Il 2019 si chiude con diverse aree a rischio non solo dal punto di vista climatico e ambientale ma anche produttivo: zone certamente non ricche e con poche alternative che non siano l’allevamento e la coltivazione. Il riscaldamento globale e i tornado tropicali le hanno messe duramente alla prova. A Madrid, dov’è in corso il COP25, l’assemblea delle Nazioni Unite per i cambiamenti climatici, sono presenti numerosi operatori del settore agroalimentare che portano la propria esperienza dopo aver subito danni catastrofici che hanno portato, tra l'altro, alla nascita del cosiddetto Dry Corridor.
Il Dry Corridor, nuova emergenza di cui poco si parla
L’agricoltore José Cirilo Mendoza vive in Centramerica, El Salvador, denuncia cinque anni di quasi assoluta mancanza di piogge. Una situazione disastrosa che ha portato al crollo non solo la sua piccola fattoria, che viveva quasi esclusivamente della coltivazione di mais e banane, ma tutte le persone che come lui hanno sempre e solo coltivato la terra. Una terra che ora non è più in grado di rispondere e che loro non sono in grado di alimentare perché l’irrigazione costa troppo.
Si chiama Dry Corridor: il corridoio asciutto ed è una striscia che riguarda tutta la zona dell’America Centrale che alterna periodi di siccità drammatici al passaggio di devastanti uragani che distruggono senza portare nulla.
Le aree più a rischio sono quelle meno autonome
Il Dry Corridor da alcuni anni è oggetto dello studio e dell’aiuto del WFP, il World Food Program che sta testando nuove opportunità da portare nell’America Latina, in America Centrale e nei Caraibi agli agricoltori: “Molte regioni nelle quali stiamo intervenendo sono diventate un interessante laboratorio per le nostre ricerche – dice Kathryn Milliken, Climate Change Advisor della WFP – nei Caraibi che recentemente sono stati messi in ginocchio dall’uragano Dorian, che ha fortemente danneggiato anche Grand Bahama sono scattati programmi di assistenza locali che hanno consentito alle comunità di riprendersi in modo più rapido. Nei Caraibi la situazione che riguarda le isole più piccolo è differente, qui dobbiamo porre le basi per portare investimenti che siano in grado di offrire riparo e soluzione prima dell’intervento delle grandi organizzazioni, spesso troppo tardive”.

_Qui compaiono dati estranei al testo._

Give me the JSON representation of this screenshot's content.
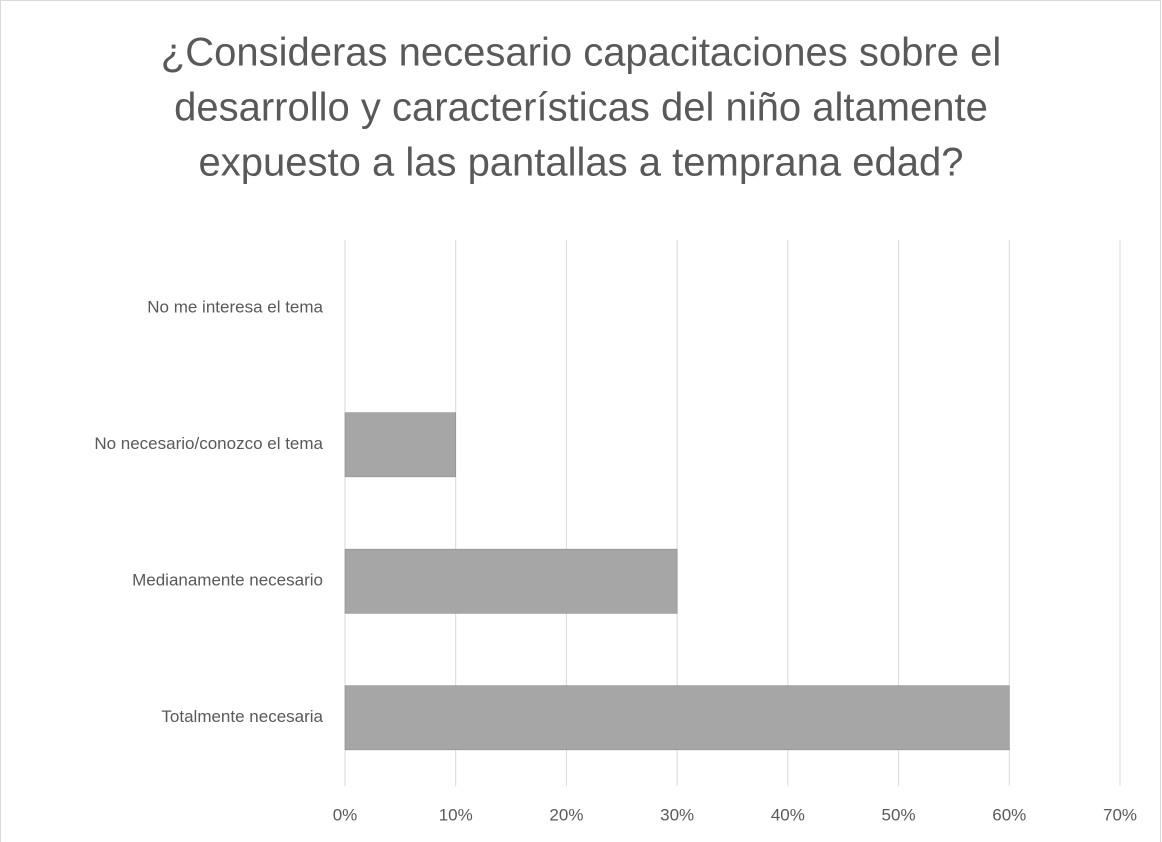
{
  "chart_data": {
    "type": "bar",
    "orientation": "horizontal",
    "title": [
      "¿Consideras necesario capacitaciones sobre el",
      "desarrollo y características del niño altamente",
      "expuesto a las pantallas a temprana edad?"
    ],
    "categories": [
      "No me interesa el tema",
      "No necesario/conozco el tema",
      "Medianamente necesario",
      "Totalmente necesaria"
    ],
    "values": [
      0,
      10,
      30,
      60
    ],
    "color": "#a6a6a6",
    "xlim": [
      0,
      70
    ],
    "xticks": [
      {
        "value": 0,
        "label": "0%"
      },
      {
        "value": 10,
        "label": "10%"
      },
      {
        "value": 20,
        "label": "20%"
      },
      {
        "value": 30,
        "label": "30%"
      },
      {
        "value": 40,
        "label": "40%"
      },
      {
        "value": 50,
        "label": "50%"
      },
      {
        "value": 60,
        "label": "60%"
      },
      {
        "value": 70,
        "label": "70%"
      }
    ],
    "grid": true
  }
}
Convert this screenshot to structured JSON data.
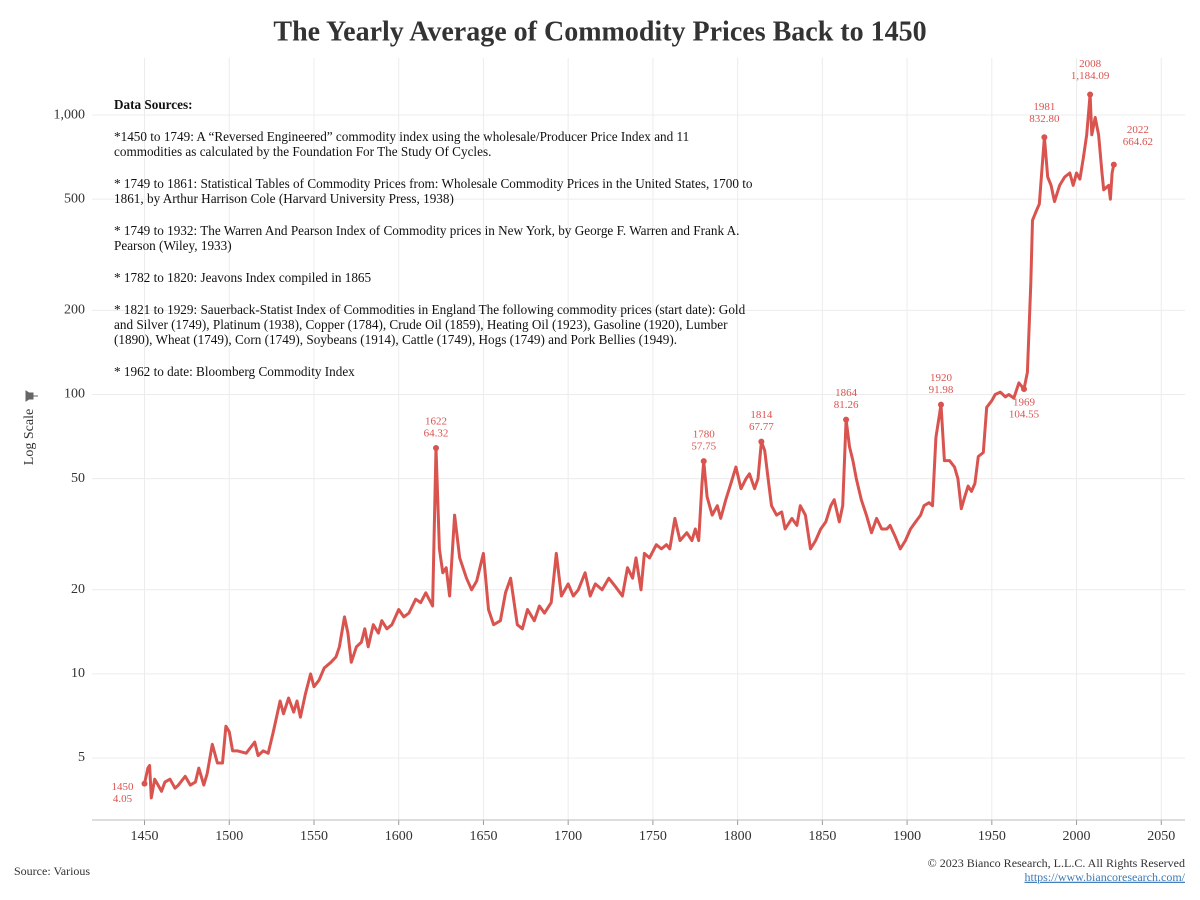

Un programma agroalimentare per ogni comunità a rischio
Il grande compito del WFP è quello di creare un progetto agroalimentare specifico per ogni area a rischio, tenendo conto delle grandi difficoltà climatiche e ambientale di ogni singolo paese. Si tratta di attuare una strategia di contenimento dei rischi: “Oggi basta un solo fenomeno meteorologico sfavorevole per distruggere una comunità di migliaia di persone – prosegue Kathryn Milliken - stiamo allestendo programmi di informazione e divulgativi su come organizzare in modo più agile e intelligente una produzione agricola che basti a sfamare le comunità e che sia immediatamente riconfigurabile anche dopo eventi tragici. Tutto sta a rendere queste popolazioni quanto più possibile informate, autonome e pronte per qualsiasi emergenza”.
Integrare la tradizione ancestrale con nuove tecnologie
Purtroppo le problematiche sono molte e le necessità di intervento sono differenti. In nessun caso si tratta di intervenire con logiche rivoluzionarie: “La tradizione di ogni singolo paese va rispettata e mantenuta – dicono gli analisti del WFP – ma molto spesso si tratta di intervenire integrando con strumenti più moderni senza necessariamente voler rendere un processo molto manuale del tutto tecnologico. In Ecuador e Colombia popolazioni indigene stanno combattendo con uragani, impoverimento del suolo ed erosione e hanno bisogno di assistenza per diversificare e rigenerare il loro terreno. In altre aree dove da sempre si coltiva solo cacao è necessario trovare anche altro che possa creare alternative alimentare e mantenere la delicata economia dei villaggi”. Il Dry Corridor oggi attraversa El Salvador, Guatemala, Honduras e Nicaragua e coinvolge non meno di tre milioni di persone che presto non avranno più di che sfamarsi.